Regarding the association between FCR and fatigue, a possible explanation is that ongoing stress from the threat of treatment failure may contribute to tiredness and fatigue. SWD, fatigue, and psychological distress may also share common mechanisms and have synergistic effects. SWD and resulting fatigue may arise from alterations in sleep-regulating hormones, effects of adjuvant medications, and/or psychological disturbances due to worries about health, family, and financial impact of illness [55].
The enrollment and retention of willing participants indicates study procedures were acceptable and associated measures were not overly burdensome. Other factors contributing to the studies success included support from nursing leadership and staff, a dedicated study coordinator, ample time to explain study processes, monetary incentives, and willingness to enroll. Barriers included scheduling participant appointments, varying levels of enthusiasm for repeated measures, and questions about how many days to wear the Actiwatch. Participant responses demonstrate that retaining HSCT participants in a study examining sleep and psychosocial factors is possible on a larger scale.

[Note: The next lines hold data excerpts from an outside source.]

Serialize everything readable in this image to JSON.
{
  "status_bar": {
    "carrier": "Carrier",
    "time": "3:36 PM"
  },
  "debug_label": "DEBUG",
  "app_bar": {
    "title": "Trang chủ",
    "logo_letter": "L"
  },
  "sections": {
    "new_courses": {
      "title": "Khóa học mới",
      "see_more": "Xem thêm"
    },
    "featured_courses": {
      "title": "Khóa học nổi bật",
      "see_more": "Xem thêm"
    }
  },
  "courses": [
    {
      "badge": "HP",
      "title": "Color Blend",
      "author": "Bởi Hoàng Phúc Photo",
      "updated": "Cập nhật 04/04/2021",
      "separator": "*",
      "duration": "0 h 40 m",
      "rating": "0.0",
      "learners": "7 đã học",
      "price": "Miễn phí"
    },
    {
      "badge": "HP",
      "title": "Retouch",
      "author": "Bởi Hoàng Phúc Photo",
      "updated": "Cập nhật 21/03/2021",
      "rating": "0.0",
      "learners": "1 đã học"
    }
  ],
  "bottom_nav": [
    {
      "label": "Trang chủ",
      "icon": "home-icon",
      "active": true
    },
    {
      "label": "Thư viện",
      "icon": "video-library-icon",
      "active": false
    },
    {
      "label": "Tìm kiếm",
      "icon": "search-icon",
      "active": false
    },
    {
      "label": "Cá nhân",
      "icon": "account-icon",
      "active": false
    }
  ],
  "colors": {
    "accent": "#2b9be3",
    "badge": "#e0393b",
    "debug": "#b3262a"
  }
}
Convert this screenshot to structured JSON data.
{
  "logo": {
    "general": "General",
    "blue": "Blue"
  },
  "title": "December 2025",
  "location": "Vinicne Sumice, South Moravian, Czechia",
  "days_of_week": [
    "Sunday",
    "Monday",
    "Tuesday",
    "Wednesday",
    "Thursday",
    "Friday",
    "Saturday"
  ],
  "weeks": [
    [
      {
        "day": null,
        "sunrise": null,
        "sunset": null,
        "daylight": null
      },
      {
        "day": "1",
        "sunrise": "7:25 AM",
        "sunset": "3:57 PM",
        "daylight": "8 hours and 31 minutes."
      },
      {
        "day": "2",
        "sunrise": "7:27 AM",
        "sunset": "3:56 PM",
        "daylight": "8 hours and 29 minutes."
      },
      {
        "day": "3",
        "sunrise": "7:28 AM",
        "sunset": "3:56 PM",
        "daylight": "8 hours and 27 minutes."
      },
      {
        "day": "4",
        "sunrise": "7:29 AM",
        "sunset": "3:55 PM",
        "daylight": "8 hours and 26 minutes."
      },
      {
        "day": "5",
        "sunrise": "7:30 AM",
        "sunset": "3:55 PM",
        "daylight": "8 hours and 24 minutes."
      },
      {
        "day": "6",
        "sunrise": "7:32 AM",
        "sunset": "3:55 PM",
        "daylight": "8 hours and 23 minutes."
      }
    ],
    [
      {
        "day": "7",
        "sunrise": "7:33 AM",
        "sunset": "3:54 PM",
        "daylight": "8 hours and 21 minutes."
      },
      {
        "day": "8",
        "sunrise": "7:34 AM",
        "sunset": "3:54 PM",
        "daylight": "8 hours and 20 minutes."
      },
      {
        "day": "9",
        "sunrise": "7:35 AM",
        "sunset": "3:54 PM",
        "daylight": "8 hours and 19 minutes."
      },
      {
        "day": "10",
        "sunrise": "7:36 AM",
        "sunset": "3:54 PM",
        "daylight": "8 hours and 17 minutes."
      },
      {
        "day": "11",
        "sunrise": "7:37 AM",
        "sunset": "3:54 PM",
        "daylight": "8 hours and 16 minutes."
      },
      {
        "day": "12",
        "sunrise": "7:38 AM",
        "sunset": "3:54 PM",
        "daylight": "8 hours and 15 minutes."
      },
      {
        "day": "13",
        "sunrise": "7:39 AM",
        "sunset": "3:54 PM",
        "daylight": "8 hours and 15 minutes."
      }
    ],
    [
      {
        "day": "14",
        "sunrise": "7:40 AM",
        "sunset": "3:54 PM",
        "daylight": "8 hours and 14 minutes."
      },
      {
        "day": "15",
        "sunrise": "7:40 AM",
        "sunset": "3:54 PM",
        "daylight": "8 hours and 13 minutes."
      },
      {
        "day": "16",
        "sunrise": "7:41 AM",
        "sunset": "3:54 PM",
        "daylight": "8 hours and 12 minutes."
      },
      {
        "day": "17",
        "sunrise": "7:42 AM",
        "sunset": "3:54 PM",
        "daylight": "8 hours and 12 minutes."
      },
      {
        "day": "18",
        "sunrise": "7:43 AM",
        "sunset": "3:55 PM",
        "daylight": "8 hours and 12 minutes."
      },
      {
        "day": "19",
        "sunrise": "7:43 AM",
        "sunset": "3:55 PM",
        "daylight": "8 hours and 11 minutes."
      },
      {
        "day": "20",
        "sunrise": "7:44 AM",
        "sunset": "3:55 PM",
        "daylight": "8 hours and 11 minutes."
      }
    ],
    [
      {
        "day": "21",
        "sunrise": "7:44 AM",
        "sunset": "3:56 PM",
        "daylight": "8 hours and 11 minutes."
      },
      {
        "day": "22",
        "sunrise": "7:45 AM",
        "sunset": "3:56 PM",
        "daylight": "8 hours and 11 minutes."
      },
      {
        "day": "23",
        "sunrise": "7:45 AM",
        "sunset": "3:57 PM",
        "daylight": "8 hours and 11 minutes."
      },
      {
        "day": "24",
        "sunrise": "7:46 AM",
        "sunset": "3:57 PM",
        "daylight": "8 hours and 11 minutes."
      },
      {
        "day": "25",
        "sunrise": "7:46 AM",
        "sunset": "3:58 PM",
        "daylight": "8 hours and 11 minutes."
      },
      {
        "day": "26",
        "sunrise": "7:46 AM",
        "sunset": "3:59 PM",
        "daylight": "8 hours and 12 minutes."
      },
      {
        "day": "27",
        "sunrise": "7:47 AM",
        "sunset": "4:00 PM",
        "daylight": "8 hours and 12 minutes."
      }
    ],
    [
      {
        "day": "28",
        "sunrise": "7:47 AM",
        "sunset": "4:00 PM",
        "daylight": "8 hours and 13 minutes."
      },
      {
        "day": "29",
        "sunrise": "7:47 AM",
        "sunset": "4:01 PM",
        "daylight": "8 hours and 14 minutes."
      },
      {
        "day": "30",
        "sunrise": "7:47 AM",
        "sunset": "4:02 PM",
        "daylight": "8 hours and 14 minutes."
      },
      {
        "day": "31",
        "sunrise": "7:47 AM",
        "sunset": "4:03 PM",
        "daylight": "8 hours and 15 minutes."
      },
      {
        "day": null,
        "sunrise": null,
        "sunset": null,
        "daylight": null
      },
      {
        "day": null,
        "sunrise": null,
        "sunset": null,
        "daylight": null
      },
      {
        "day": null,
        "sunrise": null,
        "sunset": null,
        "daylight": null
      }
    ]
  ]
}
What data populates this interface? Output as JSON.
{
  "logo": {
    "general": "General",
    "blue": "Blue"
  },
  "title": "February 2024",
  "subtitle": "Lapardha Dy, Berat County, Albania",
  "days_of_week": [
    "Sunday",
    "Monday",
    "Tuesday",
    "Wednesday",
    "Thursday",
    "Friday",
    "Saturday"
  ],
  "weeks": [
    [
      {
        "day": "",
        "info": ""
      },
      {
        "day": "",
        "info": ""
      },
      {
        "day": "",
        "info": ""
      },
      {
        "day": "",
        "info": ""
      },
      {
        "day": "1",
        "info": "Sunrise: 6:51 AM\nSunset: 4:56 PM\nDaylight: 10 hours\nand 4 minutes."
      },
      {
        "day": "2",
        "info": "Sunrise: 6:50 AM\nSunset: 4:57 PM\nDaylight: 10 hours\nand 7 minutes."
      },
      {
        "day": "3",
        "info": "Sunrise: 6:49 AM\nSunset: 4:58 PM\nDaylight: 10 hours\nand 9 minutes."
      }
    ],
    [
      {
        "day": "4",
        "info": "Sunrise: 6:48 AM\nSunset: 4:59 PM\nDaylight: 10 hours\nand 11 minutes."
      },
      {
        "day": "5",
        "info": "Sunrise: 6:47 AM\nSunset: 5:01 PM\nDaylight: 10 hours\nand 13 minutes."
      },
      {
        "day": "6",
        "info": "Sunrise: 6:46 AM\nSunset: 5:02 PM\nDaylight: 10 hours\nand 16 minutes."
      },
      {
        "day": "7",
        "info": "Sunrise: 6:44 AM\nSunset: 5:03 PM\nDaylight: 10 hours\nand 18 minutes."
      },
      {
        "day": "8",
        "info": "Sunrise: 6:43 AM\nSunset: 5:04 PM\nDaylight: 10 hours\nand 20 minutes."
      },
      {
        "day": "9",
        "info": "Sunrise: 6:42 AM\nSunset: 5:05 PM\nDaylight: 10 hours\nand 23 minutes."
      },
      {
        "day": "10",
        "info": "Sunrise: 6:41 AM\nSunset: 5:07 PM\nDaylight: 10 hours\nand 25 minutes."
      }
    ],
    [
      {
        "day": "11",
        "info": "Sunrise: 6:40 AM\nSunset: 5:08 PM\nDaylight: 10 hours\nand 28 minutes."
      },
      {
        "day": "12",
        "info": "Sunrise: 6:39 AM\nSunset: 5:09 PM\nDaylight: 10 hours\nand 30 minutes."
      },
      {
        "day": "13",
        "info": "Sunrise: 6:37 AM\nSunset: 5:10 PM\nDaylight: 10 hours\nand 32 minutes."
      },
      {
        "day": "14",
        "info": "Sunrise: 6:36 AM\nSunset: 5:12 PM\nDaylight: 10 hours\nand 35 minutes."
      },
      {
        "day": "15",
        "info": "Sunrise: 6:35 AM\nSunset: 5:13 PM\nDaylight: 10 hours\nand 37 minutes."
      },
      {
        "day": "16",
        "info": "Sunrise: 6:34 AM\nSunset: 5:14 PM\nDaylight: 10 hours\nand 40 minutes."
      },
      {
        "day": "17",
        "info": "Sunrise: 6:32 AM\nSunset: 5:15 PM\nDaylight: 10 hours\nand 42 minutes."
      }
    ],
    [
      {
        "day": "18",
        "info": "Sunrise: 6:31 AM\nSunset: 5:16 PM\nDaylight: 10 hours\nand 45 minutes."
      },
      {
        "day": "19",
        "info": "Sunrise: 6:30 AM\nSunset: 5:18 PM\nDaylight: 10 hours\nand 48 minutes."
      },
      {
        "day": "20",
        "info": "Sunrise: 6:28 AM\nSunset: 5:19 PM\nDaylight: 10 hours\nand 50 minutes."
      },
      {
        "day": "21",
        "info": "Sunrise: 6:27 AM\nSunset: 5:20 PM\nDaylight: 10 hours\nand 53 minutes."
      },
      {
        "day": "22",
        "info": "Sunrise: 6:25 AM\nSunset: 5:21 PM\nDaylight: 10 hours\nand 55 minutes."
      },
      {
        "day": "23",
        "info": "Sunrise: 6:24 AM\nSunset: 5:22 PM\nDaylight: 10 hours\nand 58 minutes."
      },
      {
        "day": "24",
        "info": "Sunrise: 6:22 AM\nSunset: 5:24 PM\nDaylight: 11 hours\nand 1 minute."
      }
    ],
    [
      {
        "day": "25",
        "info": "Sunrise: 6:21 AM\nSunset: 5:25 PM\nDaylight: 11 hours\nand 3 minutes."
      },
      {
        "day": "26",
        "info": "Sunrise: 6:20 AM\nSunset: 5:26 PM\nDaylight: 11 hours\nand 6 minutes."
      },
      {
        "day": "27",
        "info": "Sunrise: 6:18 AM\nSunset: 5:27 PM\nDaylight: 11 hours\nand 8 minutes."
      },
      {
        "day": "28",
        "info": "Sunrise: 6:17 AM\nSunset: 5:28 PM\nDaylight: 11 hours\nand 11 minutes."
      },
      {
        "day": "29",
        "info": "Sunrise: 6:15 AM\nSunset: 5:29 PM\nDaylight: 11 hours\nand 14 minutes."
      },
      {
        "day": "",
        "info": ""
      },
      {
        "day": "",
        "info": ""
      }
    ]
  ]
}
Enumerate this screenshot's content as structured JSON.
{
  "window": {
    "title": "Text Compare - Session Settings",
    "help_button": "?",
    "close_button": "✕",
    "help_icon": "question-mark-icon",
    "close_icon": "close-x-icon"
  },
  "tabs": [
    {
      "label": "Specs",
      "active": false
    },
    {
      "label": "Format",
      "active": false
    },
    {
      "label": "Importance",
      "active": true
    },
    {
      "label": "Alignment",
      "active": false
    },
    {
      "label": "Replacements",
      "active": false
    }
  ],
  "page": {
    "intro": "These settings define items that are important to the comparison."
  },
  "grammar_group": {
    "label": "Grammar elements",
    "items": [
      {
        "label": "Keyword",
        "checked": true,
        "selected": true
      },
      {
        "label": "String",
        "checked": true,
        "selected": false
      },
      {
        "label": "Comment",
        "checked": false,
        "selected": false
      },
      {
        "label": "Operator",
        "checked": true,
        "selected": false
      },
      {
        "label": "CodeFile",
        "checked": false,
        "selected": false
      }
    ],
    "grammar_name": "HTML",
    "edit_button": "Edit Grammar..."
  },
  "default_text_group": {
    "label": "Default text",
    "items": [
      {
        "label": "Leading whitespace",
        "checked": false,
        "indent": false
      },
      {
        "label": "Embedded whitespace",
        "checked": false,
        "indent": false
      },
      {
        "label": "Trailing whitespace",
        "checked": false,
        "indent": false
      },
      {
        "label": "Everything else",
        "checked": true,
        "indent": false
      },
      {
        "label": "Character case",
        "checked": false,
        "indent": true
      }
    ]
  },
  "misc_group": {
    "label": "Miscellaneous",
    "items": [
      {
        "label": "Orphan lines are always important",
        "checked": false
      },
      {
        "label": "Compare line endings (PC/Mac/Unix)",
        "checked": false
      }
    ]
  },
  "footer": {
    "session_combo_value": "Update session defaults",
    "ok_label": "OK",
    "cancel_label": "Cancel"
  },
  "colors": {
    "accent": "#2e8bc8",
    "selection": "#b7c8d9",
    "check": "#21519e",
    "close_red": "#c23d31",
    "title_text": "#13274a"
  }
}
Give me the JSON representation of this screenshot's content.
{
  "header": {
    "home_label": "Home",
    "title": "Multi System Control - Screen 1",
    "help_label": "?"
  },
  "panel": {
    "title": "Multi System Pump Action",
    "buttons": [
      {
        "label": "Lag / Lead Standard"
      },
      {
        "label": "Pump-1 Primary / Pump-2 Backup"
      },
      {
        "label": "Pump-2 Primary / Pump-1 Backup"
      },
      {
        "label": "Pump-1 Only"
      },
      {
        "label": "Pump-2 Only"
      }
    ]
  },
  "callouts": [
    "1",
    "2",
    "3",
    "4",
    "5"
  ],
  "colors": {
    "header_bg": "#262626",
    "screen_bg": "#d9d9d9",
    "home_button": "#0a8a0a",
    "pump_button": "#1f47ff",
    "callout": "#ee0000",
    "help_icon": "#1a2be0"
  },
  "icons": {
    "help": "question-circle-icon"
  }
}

The current study has several strengths including a clinically meaningful question, prospective longitudinal design, and subjective and objective measures of sleep. There are several limitations that should also be noted. The purpose of this study was exploratory; findings from such a small sample and recruitment at a single center limit generalizability. Moreover, patients’ sleep patterns before transplant were not measured, which would have been helpful to compare with SWD post-transplant. Finally, the ESS, ISI, and PROMIS® anxiety, depression, and fatigue instruments ask participants to evaluate their status retrospectively during the past one to two weeks. Although this approach is valuable, it requires participants not only to remember their subjective sleep, anxiety, depression, and fatigue but also to average and evaluate these perceptions.
Despite study limitations, our findings call attention to SWD issues HSCT recipients experience, underscoring the limited understanding of underlying factors and consequences of SWD, psychological distress, and fatigue that accompany HSCT. Larger sample size and extending the study beyond 180 days may help determine at what point SWD consistently improves. Although pharmacological and behavioral interventions have been successful in managing fatigue and psychosocial challenges after HSCT, additional research will determine the most optimal assessment tools, intervention strategies, and long-term care to address psychiatric comorbidity in this understudied patient population [47]. Our results highlight the need for more research to prevent or mitigate long-term morbidity after HSCT, since late effects are associated with poor health, diminished functional status, and higher healthcare costs. Possible sleep/fatigue and psychosocial interventions could be tested at the time of transplantation or during early post-transplantation, including comprehensive supportive care, patient education, and closer monitoring in high-risk patients as a part of long-term survivorship. Close coordination with the transplantation center and encouraging self-management support for patients and families has the potential to improve survival and quality of life.